Arias v. United States, 388 F. Supp. 736 (C.D. Cal. 1975)
January 28, 1975
UNITED STATES of America, Respondent.
United States District Court, C. D. California.
*737 Roger S. Hanson, Woodland Hills, Cal., for petitioner.
William D. Keller, U. S. Atty., Eric A. Nobles, Asst. U. S. Atty., Chief, Crim. Div., Dominick W. Rubalcava, Asst. U. S. Atty., Los Angeles, Cal., for respondent.
MEMORANDUM OF DECISION
WILLIAM P. GRAY, District Judge.
Vincent W. Arias is in the custody of the Attorney General because of a sentence imposed by this court on February 26, 1973, following his conviction of the offense of conspiracy to possess, and possession of, a controlled substance with the intent to sell, in violation of 21 U.S.C. §§ 846 and 841(a) (1). He seeks to have such judgment set aside pursuant to 28 U.S.C. § 2255, contending that at the trial he was denied the Sixth Amendment right "to be confronted with the witnesses against him."
At the trial, Alphonse Moody, an undercover narcotics agent, testified that a drug transaction had been arranged with one Alfred Arellanes in the course of which Arellanes led him to a residential neighborhood in east Los Angeles.

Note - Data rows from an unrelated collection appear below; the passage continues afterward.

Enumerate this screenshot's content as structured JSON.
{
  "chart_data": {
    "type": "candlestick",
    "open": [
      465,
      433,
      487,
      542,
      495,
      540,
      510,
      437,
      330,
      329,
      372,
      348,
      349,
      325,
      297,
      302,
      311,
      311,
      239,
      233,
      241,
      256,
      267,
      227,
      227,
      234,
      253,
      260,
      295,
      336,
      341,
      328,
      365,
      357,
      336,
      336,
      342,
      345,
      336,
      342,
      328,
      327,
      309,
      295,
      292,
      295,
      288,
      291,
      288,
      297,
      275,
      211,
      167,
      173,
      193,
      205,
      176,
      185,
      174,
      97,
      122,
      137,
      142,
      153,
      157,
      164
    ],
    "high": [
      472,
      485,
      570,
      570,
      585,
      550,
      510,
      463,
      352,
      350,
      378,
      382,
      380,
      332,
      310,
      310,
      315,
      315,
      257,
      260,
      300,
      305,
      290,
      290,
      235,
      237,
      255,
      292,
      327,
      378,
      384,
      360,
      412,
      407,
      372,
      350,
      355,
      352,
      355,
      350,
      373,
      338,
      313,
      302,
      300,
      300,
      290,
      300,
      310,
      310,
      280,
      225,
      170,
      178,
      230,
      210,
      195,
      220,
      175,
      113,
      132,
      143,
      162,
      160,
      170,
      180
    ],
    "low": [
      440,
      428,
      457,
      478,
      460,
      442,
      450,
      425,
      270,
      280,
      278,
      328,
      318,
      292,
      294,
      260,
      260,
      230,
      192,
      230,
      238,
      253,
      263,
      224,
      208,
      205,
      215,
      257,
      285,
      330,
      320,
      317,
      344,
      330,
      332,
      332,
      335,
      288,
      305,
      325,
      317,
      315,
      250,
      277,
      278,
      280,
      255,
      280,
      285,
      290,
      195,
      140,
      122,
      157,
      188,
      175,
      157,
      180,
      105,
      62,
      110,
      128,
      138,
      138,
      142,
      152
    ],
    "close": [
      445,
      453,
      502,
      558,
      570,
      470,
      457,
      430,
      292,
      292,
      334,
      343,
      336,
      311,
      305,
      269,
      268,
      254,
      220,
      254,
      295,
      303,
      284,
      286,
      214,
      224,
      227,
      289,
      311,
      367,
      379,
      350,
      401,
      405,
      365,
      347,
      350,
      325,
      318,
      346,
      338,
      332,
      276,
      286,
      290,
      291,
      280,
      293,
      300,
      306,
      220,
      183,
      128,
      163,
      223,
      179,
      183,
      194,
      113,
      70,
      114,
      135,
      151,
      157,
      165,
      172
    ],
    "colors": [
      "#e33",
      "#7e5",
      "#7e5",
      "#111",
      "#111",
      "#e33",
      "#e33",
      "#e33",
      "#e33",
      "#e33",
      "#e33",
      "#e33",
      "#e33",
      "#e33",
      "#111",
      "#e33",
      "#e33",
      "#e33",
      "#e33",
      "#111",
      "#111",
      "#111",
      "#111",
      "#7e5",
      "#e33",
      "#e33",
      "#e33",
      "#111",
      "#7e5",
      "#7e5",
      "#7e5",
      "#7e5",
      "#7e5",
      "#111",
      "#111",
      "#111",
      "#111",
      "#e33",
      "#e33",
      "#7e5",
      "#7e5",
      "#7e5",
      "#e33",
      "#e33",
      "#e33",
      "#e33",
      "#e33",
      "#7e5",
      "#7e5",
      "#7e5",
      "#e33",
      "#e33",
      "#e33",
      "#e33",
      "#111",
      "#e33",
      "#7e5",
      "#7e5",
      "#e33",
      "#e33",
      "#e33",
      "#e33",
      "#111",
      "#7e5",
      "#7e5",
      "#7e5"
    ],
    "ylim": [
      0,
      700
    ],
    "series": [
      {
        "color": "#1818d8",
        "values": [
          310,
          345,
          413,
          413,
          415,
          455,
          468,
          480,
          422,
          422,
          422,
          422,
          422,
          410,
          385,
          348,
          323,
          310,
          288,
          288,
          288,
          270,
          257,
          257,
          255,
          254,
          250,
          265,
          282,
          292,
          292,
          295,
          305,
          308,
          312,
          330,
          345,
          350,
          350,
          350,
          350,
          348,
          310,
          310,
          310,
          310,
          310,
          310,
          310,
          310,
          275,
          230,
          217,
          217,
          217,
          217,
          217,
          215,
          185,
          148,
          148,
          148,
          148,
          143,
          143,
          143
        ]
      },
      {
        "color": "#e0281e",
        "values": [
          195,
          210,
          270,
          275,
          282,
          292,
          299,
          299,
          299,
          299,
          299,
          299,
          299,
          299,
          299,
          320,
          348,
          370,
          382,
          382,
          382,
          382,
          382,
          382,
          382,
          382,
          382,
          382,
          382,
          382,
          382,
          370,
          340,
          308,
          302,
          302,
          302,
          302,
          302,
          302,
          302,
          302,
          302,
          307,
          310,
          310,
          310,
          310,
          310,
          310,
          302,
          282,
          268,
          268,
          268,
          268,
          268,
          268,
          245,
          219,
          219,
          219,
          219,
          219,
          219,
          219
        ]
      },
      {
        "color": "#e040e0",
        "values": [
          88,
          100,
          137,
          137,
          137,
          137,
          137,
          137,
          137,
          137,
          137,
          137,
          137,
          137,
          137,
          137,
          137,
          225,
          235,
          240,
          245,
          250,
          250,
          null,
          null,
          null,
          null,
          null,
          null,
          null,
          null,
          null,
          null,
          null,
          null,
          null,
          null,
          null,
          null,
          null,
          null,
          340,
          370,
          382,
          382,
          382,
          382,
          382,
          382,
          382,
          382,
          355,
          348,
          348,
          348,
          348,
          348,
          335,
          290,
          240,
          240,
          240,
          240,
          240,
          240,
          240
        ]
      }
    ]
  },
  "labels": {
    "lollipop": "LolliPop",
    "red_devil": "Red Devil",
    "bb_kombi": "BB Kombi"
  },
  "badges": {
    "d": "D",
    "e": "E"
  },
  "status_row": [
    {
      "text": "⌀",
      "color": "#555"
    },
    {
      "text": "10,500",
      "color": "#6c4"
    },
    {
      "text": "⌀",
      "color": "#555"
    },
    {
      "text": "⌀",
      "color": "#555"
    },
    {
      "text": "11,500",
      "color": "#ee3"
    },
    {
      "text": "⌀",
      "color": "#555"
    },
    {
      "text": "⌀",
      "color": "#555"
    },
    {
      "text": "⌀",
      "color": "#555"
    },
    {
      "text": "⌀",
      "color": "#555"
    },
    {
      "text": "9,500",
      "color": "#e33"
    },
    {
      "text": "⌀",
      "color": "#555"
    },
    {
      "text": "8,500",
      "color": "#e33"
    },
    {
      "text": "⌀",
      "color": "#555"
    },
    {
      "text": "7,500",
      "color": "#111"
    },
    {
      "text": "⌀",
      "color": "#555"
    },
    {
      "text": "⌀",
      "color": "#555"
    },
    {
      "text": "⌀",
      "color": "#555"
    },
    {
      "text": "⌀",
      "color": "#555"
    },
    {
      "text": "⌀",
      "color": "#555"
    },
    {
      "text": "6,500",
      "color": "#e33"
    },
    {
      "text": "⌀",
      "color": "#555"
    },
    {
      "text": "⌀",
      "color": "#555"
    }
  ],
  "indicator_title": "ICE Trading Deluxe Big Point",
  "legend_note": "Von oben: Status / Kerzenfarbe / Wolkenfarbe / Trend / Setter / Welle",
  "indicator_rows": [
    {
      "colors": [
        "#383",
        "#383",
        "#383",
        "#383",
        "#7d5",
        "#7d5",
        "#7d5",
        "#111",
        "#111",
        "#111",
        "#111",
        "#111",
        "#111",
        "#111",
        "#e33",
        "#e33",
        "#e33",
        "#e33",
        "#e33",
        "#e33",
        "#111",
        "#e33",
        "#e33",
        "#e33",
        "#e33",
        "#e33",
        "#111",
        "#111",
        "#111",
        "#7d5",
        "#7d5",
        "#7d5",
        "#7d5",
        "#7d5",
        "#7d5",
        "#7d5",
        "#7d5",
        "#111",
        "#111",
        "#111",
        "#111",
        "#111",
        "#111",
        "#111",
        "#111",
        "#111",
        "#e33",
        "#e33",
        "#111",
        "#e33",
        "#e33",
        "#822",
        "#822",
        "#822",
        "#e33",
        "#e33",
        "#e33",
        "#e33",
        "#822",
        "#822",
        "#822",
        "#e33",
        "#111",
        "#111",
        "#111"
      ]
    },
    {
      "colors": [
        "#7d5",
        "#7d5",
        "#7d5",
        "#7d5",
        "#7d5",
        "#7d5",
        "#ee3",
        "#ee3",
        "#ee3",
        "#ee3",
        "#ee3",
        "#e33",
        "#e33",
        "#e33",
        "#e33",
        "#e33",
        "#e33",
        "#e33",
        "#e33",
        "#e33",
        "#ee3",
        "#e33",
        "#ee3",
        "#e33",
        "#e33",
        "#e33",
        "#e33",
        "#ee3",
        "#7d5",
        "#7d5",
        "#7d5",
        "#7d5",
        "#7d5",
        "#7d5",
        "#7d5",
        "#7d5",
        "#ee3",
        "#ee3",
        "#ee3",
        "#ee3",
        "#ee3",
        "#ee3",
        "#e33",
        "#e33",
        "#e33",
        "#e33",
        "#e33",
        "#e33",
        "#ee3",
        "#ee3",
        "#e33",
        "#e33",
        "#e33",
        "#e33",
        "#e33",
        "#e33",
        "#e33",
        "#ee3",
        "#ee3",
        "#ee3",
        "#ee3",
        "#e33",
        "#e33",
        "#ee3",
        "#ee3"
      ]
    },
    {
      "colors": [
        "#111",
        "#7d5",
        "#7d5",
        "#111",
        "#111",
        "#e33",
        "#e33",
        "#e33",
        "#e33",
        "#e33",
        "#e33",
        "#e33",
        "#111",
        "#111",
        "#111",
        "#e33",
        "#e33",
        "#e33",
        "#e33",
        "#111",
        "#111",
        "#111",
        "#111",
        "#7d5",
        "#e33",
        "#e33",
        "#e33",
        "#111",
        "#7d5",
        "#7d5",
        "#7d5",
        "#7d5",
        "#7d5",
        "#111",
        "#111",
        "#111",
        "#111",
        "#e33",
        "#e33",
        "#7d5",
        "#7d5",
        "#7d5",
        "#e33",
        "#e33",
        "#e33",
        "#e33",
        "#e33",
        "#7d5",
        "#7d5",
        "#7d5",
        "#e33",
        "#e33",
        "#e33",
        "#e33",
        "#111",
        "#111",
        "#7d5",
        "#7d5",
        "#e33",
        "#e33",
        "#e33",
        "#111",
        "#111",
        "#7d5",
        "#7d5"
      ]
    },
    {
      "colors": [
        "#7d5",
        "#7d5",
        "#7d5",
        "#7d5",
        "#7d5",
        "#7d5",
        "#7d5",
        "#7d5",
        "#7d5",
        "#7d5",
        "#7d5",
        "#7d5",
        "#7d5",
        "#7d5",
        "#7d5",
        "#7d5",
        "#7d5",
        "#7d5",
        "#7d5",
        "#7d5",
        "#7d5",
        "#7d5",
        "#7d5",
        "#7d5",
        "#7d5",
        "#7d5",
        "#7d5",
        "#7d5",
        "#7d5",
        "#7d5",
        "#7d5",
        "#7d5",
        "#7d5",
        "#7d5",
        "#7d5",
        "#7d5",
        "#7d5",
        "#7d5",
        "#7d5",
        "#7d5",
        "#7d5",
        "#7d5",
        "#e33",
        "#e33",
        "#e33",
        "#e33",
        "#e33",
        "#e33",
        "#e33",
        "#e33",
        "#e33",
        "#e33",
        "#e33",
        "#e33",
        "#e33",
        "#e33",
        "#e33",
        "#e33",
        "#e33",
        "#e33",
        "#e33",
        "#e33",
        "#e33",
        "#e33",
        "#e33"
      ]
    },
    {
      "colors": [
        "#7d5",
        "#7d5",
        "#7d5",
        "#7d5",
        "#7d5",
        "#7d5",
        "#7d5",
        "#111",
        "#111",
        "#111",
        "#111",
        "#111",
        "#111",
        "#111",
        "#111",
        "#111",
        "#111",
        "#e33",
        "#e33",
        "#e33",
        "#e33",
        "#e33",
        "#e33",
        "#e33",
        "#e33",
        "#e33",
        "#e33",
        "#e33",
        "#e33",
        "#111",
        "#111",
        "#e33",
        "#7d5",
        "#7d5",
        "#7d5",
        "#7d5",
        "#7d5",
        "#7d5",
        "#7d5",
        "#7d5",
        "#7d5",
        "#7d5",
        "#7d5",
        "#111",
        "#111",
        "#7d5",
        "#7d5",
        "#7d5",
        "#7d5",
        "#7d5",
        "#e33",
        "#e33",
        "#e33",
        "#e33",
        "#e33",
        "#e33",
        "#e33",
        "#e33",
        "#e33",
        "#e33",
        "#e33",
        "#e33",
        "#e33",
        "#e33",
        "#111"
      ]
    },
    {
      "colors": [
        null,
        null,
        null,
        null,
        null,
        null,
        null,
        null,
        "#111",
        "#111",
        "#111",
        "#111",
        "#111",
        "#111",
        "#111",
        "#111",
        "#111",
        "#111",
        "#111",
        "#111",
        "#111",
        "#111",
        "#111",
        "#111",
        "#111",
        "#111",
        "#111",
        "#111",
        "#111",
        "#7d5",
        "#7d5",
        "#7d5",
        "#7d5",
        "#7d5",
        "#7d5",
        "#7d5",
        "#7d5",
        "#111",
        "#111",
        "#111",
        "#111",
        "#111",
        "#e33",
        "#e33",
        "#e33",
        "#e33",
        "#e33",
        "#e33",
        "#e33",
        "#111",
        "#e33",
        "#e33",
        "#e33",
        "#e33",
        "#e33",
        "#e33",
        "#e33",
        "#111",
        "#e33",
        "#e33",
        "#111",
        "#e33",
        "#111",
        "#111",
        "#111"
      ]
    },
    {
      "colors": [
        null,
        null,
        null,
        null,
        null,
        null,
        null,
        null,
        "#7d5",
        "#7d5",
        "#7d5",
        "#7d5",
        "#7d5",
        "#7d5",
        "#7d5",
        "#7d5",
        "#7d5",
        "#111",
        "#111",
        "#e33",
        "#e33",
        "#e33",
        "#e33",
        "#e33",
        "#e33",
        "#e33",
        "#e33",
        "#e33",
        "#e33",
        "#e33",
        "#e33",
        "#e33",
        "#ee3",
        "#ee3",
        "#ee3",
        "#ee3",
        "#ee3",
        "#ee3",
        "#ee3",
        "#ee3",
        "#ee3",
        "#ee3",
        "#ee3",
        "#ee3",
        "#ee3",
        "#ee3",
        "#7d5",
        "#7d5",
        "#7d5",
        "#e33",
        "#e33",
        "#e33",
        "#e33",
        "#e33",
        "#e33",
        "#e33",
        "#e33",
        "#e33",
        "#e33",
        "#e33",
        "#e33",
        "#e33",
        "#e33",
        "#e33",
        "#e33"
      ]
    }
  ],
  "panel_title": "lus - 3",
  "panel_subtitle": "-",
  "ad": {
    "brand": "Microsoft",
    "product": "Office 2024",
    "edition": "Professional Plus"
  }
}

Moody testified, "[Arellanes] told me his people were here, and that he would have to go back and talk to them." (Tr., page 54). He further testified that Arellanes left Moody's vehicle, disappeared around the corner, and returned a few minutes later carrying a brown paper bag containing heroin. Gary Carter, a special investigator, and William Olney, a police officer, had been maintaining surveillance around the corner covering an area that Agent Moody was unable to see. They observed Arellanes conversing with Arias a few times on the public sidewalk. Shortly after one of these conversations, Arias walked to the corner and looked in the direction of Moody's vehicle. Arias later walked with Arellanes in the opposite direction and went beyond the officers' field of vision. During the course of the final conversation following this brief disappearance, a brown bag appeared in Arellanes' possession. None of the officers testified that they witnessed Arias actually possessing the brown bag. Arellanes did not testify.
The petitioner maintains that the use of the statement by Arellanes that "my people are here", coupled with the testimony that Arellanes and Arias had been speaking together, denied him his constitutional right to confront and cross-examine Arellanes.
In admitting the challenged hearsay declaration, this court relied on the co-conspirator hearsay exception. It *738 is well established that testimony of out-of-court declarations implicating another is admissible, notwithstanding its hearsay character, if there is independent evidence that at the time of the statement the declarant and the other person were engaged in a concert of action involving the criminal conduct in question. United States v. Griffin, 434 F.2d 978, 983-984 (9th Cir. 1970). However, the court now holds substantial reservations regarding the appropriateness of its ruling admitting the declaration.
The purpose of the Confrontation Clause is "to advance a practical concern for the accuracy of the truth-determining process . . .." Dutton v. Evans, 400 U.S. 74, 89, 91 S. Ct. 210, 220, 27 L. Ed. 2d 213 (1970). Thus, statements introduced under hearsay exceptions that may dispense with the literal right to "confrontation" must be subjected to careful scrutiny so that the trier of fact is afforded a satisfactory basis for evaluating the truth of the statement. California v. Green, 399 U.S. 149, at 161-162, 90 S. Ct. 1930, 26 L. Ed. 2d 489 (1970).
In this case the truth of the statement was not substantiated by evidence adduced at trial. It was offered to prove the fact that Arias, being one of Arellanes' "people", played some role in the drug transaction. Collateral evidence of Arias' complicity was sparse, and the circumstances surrounding the statement (i. e., a street drug transaction, the witnesses not being privy to the Arias-Arellanes conversations, etc.) detract from its reliability. Unlikely as it may be, there is a possibility that Arellanes was referring to someone other than Arias in the remark concerning "his people". Although the two men were acknowledgedly acquainted, it is also possible that their meeting was by chance or, at least, unrelated to the criminal offense.
"The relevant factual inquiry [for assessing a statement's reliability] is whether, under the circumstances, the unavailability of the declarant for cross-examination deprived the jury of a satisfactory basis for evaluating the truth of the extrajudicial declaration." United States v. Adams, 446 F.2d 681, 683 (9th Cir. 1971). This court now feels obliged to answer such inquiry in the affirmative.
Accordingly, the court now concludes that the petitioner was unconstitutionally denied his Sixth Amendment right to confront and cross-examine Arellanes, and that the judgment of conviction must be vacated.